Как-то вечером она столкнулась у Олега с задержавшейся дольше обычного Динарой. Улыбнувшись друг другу, они разминулись в коридоре, но Печигин заметил, как Зара прижалась к стене, чтобы даже краем платья не задеть Динары, а та, глядя свысока (она была почти на голову выше), задержалась на секунду, открыто и, похоже, насмешливо рассматривая подругу Олега, так что ей пришлось в конце концов отвести глаза. Оставшись с Печигиным наедине, Зара немедленно ему высказала:

– Я знаю, она настоящая проститутка! Этого не скроешь, у неё на лице всё написано. Дорогая заказная проститутка, вот кто она такая! Будь с ней осторожен! Имей в виду, они все заразные! И только и думают, как бы подцепить в мужья иностранца!

Олег слушал Зару, глядел в её потемневшие от гнева большие глаза, и думал, что напрасно искать в ней что-то, кроме упорного стремления выйти замуж, родить и воспитать как можно больше детей (коштырские семьи даже в столице были многодетными). Ради этого она готова угадывать и исполнять любые его желания, для этого даны ей одаренность в любви и интуиция. Но если для Полины его мнение имело значение хотя бы как то, с чем она спорила, а он мог надеяться хоть иногда открывать для неё что-то новое, то для Зары все его слова (если только они не относились к перспективе брака и деторождения) были заведомо пустым звуком – поэтому ей так легко было с ними соглашаться – ничего нового для неё в принципе быть не могло. При всей её податливости и готовности меняться под него Олег был для неё лишь инструментом в реализации её предназначения, от которого её не могло отвлечь ничто. Мужчин, даже коштыров, ещё можно было соблазнить новыми идеями и теориями, но женщины – такие, как Зара, – были неколебимой опорой тысячелетней неизменности коштырского мира, в котором время никуда не шло, долгими веками цепенея на жаре, а человек медленно продвигался сквозь него, постепенно стираясь до старости и смерти.

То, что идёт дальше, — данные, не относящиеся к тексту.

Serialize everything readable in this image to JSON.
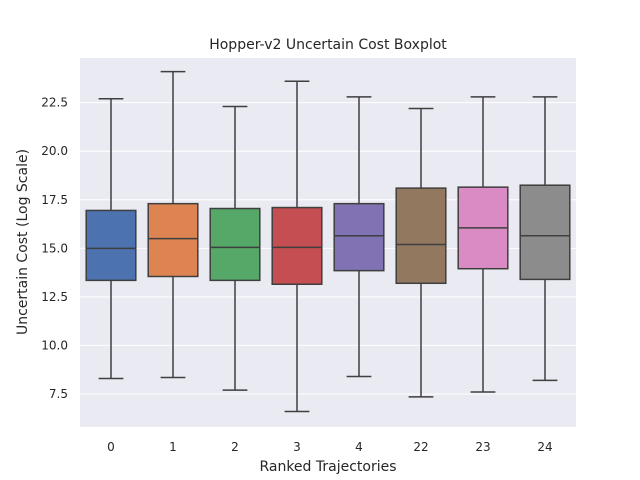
{
  "chart_data": {
    "type": "boxplot",
    "title": "Hopper-v2 Uncertain Cost Boxplot",
    "xlabel": "Ranked Trajectories",
    "ylabel": "Uncertain Cost (Log Scale)",
    "ylim": [
      5.8,
      24.8
    ],
    "yticks": [
      7.5,
      10.0,
      12.5,
      15.0,
      17.5,
      20.0,
      22.5
    ],
    "ytick_labels": [
      "7.5",
      "10.0",
      "12.5",
      "15.0",
      "17.5",
      "20.0",
      "22.5"
    ],
    "grid": true,
    "categories": [
      "0",
      "1",
      "2",
      "3",
      "4",
      "22",
      "23",
      "24"
    ],
    "boxes": [
      {
        "label": "0",
        "whisker_low": 8.3,
        "q1": 13.35,
        "median": 15.0,
        "q3": 16.95,
        "whisker_high": 22.7,
        "color": "#4c72b0"
      },
      {
        "label": "1",
        "whisker_low": 8.35,
        "q1": 13.55,
        "median": 15.5,
        "q3": 17.3,
        "whisker_high": 24.1,
        "color": "#dd8452"
      },
      {
        "label": "2",
        "whisker_low": 7.7,
        "q1": 13.35,
        "median": 15.05,
        "q3": 17.05,
        "whisker_high": 22.3,
        "color": "#55a868"
      },
      {
        "label": "3",
        "whisker_low": 6.6,
        "q1": 13.15,
        "median": 15.05,
        "q3": 17.1,
        "whisker_high": 23.6,
        "color": "#c44e52"
      },
      {
        "label": "4",
        "whisker_low": 8.4,
        "q1": 13.85,
        "median": 15.65,
        "q3": 17.3,
        "whisker_high": 22.8,
        "color": "#8172b3"
      },
      {
        "label": "22",
        "whisker_low": 7.35,
        "q1": 13.2,
        "median": 15.2,
        "q3": 18.1,
        "whisker_high": 22.2,
        "color": "#937860"
      },
      {
        "label": "23",
        "whisker_low": 7.6,
        "q1": 13.95,
        "median": 16.05,
        "q3": 18.15,
        "whisker_high": 22.8,
        "color": "#da8bc3"
      },
      {
        "label": "24",
        "whisker_low": 8.2,
        "q1": 13.4,
        "median": 15.65,
        "q3": 18.25,
        "whisker_high": 22.8,
        "color": "#8c8c8c"
      }
    ],
    "colors": {
      "plot_background": "#eaeaf2",
      "grid": "#ffffff",
      "line": "#3f3f3f"
    }
  }
}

На следующий вечер они услышали с улицы крик. Выглянув в окно, увидели, как двое в форме волокут из-под тутовника к машине козопаса, а третий тянет за собой на верёвке упирающуюся козу. Пастух то сопротивлялся и вырывался, то повисал у них на руках. Дотащив наконец до машины, один из милиционеров схватил козопаса за волосы и дважды ударил головой о капот. С окровавленным лицом пастуха затолкали в заднюю дверь, туда же засунули и козу. Хотели взять и вторую, но она сорвалась с привязи, ринулась, наклонив голову, прямо на милиционера и, когда он расставил руки и ноги, чтобы остановить её, проскочила у него между ног и унеслась, подкидывая на бегу зад, по пустой улице.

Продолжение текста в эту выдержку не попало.